Billingsley was employed by BFM Liquor Management, Inc., which also does business as Brandeis Food Management and  Brandeis Catering, Inc. (hereinafter collectively BFM), a company determined by the district court as a matter of law to be a “common enterprise” which shares employees and employs over 25 people.   Billingsley was hired on August 24, 1988, to develop BFM's catering operations on the premises of the Ak-Sar-Ben coliseum in Omaha.   Subsequently, an off-site catering company was separately incorporated as Brandeis Catering, Inc., and Billingsley was given additional responsibilities.   Billingsley testified that during his tenure at BFM, he never received an oral or written reprimand, and that he had always performed his duties satisfactorily.   As the catering operations of BFM grew, more people were hired to assist Billingsley.

BFM hired Tom Wolf in June 1993 to assist Billingsley with sales of catering engagements.   Helmuth Dahlke, Billingsley's supervisor, informed Billingsley of the decision to hire Wolf.
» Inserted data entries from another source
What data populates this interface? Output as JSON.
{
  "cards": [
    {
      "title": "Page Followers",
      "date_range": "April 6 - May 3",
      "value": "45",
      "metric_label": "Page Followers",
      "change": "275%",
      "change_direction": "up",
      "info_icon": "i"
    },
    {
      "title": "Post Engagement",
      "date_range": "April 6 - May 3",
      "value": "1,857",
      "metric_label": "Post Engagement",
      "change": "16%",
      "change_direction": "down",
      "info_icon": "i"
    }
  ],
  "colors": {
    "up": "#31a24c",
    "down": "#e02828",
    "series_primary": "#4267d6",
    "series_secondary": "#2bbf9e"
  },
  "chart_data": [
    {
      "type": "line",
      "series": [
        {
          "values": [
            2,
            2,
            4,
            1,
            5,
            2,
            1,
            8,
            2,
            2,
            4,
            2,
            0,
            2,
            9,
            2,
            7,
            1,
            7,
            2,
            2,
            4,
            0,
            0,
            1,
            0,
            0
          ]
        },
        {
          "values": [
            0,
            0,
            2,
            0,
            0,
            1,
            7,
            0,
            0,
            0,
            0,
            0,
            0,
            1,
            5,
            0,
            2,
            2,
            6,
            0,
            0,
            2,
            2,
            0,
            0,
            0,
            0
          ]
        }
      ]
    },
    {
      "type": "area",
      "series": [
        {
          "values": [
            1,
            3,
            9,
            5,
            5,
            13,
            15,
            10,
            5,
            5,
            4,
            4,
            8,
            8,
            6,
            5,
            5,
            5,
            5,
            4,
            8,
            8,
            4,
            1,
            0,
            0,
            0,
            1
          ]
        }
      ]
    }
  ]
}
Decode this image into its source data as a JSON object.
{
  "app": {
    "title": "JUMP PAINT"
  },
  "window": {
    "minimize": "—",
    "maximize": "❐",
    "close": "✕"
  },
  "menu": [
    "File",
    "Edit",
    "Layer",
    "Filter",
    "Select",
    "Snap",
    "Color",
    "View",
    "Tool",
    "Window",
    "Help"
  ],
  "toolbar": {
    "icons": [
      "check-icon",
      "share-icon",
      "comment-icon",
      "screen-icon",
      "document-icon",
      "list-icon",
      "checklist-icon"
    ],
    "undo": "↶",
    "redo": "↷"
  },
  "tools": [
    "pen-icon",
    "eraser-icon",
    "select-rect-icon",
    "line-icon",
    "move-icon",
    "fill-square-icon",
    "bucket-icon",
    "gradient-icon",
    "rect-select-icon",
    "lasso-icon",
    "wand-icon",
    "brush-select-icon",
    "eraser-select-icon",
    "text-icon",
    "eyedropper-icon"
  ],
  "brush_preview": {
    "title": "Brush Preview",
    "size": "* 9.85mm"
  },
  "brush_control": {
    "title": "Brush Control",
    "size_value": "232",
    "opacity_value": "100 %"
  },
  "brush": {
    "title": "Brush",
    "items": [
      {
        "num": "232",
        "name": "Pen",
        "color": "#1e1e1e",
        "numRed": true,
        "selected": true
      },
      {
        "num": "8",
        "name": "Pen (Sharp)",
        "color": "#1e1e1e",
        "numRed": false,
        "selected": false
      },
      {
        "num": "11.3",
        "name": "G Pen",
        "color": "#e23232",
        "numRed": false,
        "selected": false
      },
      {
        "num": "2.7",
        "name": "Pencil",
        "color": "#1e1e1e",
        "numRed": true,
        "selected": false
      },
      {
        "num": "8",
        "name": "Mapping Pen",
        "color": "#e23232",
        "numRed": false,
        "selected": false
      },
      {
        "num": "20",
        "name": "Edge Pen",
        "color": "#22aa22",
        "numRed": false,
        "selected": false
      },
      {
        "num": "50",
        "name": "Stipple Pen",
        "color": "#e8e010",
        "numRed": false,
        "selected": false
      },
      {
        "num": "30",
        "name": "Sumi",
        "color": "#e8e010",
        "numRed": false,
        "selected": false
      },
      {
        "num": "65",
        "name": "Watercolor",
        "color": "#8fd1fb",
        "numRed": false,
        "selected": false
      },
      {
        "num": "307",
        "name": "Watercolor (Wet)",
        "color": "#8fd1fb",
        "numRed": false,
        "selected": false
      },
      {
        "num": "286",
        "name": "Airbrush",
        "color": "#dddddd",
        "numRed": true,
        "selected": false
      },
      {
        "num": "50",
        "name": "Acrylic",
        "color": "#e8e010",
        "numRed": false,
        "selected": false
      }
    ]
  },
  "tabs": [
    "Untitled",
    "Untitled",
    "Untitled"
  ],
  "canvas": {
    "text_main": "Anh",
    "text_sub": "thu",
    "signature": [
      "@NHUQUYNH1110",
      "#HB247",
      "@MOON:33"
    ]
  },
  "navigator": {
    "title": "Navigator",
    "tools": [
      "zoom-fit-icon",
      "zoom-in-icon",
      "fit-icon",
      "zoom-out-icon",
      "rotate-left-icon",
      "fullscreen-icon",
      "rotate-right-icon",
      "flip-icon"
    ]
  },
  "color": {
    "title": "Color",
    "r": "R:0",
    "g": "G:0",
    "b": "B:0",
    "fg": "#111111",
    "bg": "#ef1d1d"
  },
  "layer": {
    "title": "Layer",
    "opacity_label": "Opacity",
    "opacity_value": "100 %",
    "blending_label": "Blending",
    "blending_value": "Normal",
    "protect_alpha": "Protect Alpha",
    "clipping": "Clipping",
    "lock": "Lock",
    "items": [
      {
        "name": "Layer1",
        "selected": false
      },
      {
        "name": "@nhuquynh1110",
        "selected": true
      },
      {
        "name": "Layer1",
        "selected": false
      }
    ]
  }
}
Wolf's employment arrangement was such that he was to be paid a commission on the sales of catering events he arranged.   At that time, Wolf was 30 years of age.

In December 1993, Billingsley negotiated an employment agreement by which he would be paid, in addition to his salary, 3 percent of the gross monthly sales of BFM's off-premises catering and 2 percent of the gross monthly sales of BFM's on-site catering.   Billingsley claims that he never received any of his commission after this agreement was finalized in January 1994.   This employment agreement was in effect at the time of Billingsley's notice of termination of employment on May 23, 1994.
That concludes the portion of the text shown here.